The not so good player will receive the ball, control it, and once the ball is under his control will look up and assess the situation. Perhaps he’ll take one or two or three or four more touches on the ball before he decides to do something. With all these touches the opposition is getting closer, and taking away space from the player with the ball. Putting pressure on him to do something. If the pressure’s too great, perhaps the player with the ball misguides his pass, or touches the ball bit too far out of his reach.
Experience is an essential component of ensuring one knows what to do with the ball. Knowing how a defender will try to block you from approaching the goal can be turned into an advantage if you know he will jockey/guide you towards the line. You may figure that by pushing the ball to the outside of play and quickly stepping/rolling** it back in you could effectively throw the opposing defender and give yourself some time to pass the ball off. Speed is important in football – not just physically, but mentally too – which is why I love playing it so much.
And there are some players who I start to swoon over, not because they’re good looking, but because of a play. Whether it was an extraordinary control of the ball (eg. a cushioning and push in a different direction, all in one movement), a good turn (Nicky Carle has a bag of these), or the ultimate way to make-Cecilia-adore-you: the through-ball. Vision and precision. I’m in love.
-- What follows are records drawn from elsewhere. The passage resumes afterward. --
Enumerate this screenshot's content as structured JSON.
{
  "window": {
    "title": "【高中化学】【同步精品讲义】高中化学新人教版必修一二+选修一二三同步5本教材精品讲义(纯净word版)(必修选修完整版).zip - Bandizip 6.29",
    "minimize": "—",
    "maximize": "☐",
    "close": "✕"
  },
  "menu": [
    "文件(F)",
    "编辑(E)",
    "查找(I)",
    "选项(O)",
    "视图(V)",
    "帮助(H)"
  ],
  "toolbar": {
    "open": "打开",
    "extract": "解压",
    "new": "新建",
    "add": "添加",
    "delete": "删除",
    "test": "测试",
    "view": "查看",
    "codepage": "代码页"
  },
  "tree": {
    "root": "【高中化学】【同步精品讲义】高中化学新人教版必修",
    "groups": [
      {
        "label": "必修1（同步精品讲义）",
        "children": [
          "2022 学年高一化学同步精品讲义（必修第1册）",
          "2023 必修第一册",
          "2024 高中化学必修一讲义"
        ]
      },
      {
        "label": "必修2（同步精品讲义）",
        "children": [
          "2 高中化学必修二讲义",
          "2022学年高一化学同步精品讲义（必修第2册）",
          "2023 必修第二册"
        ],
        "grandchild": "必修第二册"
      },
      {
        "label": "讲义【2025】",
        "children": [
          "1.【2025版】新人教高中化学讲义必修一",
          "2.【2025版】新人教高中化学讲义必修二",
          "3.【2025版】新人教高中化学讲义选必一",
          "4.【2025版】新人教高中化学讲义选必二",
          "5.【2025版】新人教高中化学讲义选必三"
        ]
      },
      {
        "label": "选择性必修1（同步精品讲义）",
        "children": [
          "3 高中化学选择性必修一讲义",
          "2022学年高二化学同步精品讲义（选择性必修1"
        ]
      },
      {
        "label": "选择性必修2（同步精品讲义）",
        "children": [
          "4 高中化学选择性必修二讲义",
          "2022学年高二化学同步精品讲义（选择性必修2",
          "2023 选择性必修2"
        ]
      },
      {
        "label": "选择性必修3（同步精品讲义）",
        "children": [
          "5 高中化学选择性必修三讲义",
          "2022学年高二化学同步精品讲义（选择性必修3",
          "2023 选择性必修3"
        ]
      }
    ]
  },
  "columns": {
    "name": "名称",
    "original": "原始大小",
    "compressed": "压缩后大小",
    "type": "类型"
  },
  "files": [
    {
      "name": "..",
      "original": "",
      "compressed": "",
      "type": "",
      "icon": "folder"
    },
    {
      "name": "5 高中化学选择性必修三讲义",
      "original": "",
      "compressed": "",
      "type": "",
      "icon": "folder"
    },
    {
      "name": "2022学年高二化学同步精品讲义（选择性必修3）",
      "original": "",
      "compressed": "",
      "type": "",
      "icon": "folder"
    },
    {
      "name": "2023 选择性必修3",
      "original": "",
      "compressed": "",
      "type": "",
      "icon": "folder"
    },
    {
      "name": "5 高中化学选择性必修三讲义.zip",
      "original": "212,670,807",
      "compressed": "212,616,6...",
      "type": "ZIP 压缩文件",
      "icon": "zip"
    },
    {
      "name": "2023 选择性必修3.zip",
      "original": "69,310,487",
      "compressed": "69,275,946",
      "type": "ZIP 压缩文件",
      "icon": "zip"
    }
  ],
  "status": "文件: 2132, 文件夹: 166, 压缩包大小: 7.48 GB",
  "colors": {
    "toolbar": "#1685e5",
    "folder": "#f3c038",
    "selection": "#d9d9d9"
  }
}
Hahahaha – seriously, I love passes amongst a team, it’s what makes football enjoyable to watch – even if the game ends up as a scoreless draw. When a through-ball works it’s almost magical – you’ve beaten an opponent (or two), and found your team-mate, ideally put the ball in front of his run so he can maintain speed and if a goal’s scored you have an assist. If he misses you can yell at him! Well, if he skies it or passes it to the keeper, yell at him. A good save or narrow miss is little different. :)Sorry about the length, but I hope it was mildly educational. For the weekend, best of luck to Newcastle (to win and meet us next week) and to the Victory (to stay injury-free).
Oh yeah, and may Greg Owens be pictured sipping coffee on TV again, and may he not cop any elbows, punches or kicks to his face a cute smile.
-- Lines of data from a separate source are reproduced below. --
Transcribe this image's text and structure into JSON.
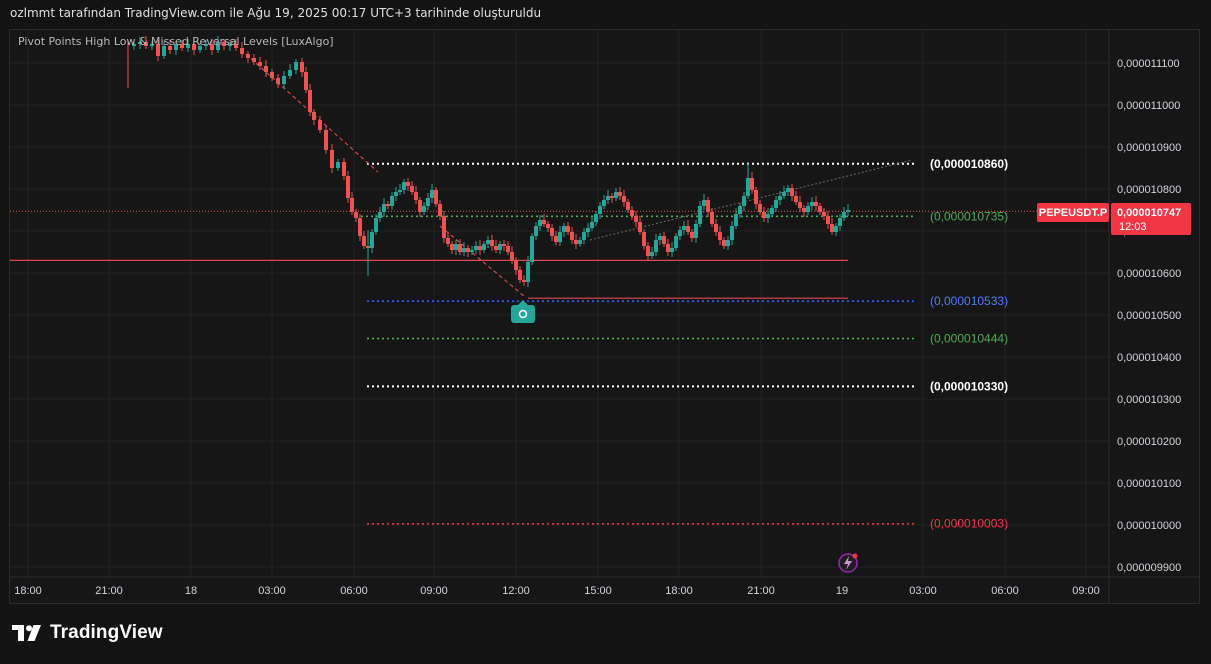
{
  "header": {
    "title": "ozlmmt tarafından TradingView.com ile Ağu 19, 2025 00:17 UTC+3 tarihinde oluşturuldu"
  },
  "indicator": {
    "name": "Pivot Points High Low & Missed Reversal Levels [LuxAlgo]"
  },
  "footer": {
    "brand": "TradingView"
  },
  "colors": {
    "up": "#26a69a",
    "down": "#ef5350",
    "grid": "#232323",
    "axis_text": "#d1d4dc",
    "white_level": "#ffffff",
    "green_level": "#4caf50",
    "blue_level": "#2962ff",
    "red_level": "#f23645"
  },
  "chart_data": {
    "type": "candlestick",
    "symbol": "PEPEUSDT.P",
    "last_price": "0,000010747",
    "countdown": "12:03",
    "y_axis": {
      "min": 9.88e-06,
      "max": 1.122e-05,
      "ticks": [
        {
          "value": 1.11e-05,
          "label": "0,000011100"
        },
        {
          "value": 1.1e-05,
          "label": "0,000011000"
        },
        {
          "value": 1.09e-05,
          "label": "0,000010900"
        },
        {
          "value": 1.08e-05,
          "label": "0,000010800"
        },
        {
          "value": 1.07e-05,
          "label": "0,000010700"
        },
        {
          "value": 1.06e-05,
          "label": "0,000010600"
        },
        {
          "value": 1.05e-05,
          "label": "0,000010500"
        },
        {
          "value": 1.04e-05,
          "label": "0,000010400"
        },
        {
          "value": 1.03e-05,
          "label": "0,000010300"
        },
        {
          "value": 1.02e-05,
          "label": "0,000010200"
        },
        {
          "value": 1.01e-05,
          "label": "0,000010100"
        },
        {
          "value": 1e-05,
          "label": "0,000010000"
        },
        {
          "value": 9.9e-06,
          "label": "0,000009900"
        }
      ]
    },
    "x_axis": {
      "labels": [
        "18:00",
        "21:00",
        "18",
        "03:00",
        "06:00",
        "09:00",
        "12:00",
        "15:00",
        "18:00",
        "21:00",
        "19",
        "03:00",
        "06:00",
        "09:00"
      ]
    },
    "levels": [
      {
        "value": 1.086e-05,
        "label": "(0,000010860)",
        "color": "white",
        "style": "dotted"
      },
      {
        "value": 1.0735e-05,
        "label": "(0,000010735)",
        "color": "green",
        "style": "dotted"
      },
      {
        "value": 1.0533e-05,
        "label": "(0,000010533)",
        "color": "blue",
        "style": "dotted"
      },
      {
        "value": 1.0444e-05,
        "label": "(0,000010444)",
        "color": "green",
        "style": "dotted"
      },
      {
        "value": 1.033e-05,
        "label": "(0,000010330)",
        "color": "white",
        "style": "dotted"
      },
      {
        "value": 1.0003e-05,
        "label": "(0,000010003)",
        "color": "red",
        "style": "dotted"
      }
    ],
    "support_line": 1.063e-05,
    "low_line": 1.054e-05,
    "grid": true
  }
}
*Well, I’d like to think he did.
** You know, you put your foot on top of the ball and then roll it to where-ever you want. In Spanish it’s “Pisar la pelota.” I don’t know if there’s a term for it in English – step on the ball? How about an example (haven't done one of these in a while...):
Riquelme. He loves to step on the ball. He actually loves the ball. i.e. he's a ball hog - a bit to greedy for my liking, but a good example.
As I said, don't like Riquelme - not enough of a team player for my liking. He also played for Boca. Well, at least it wasn't River.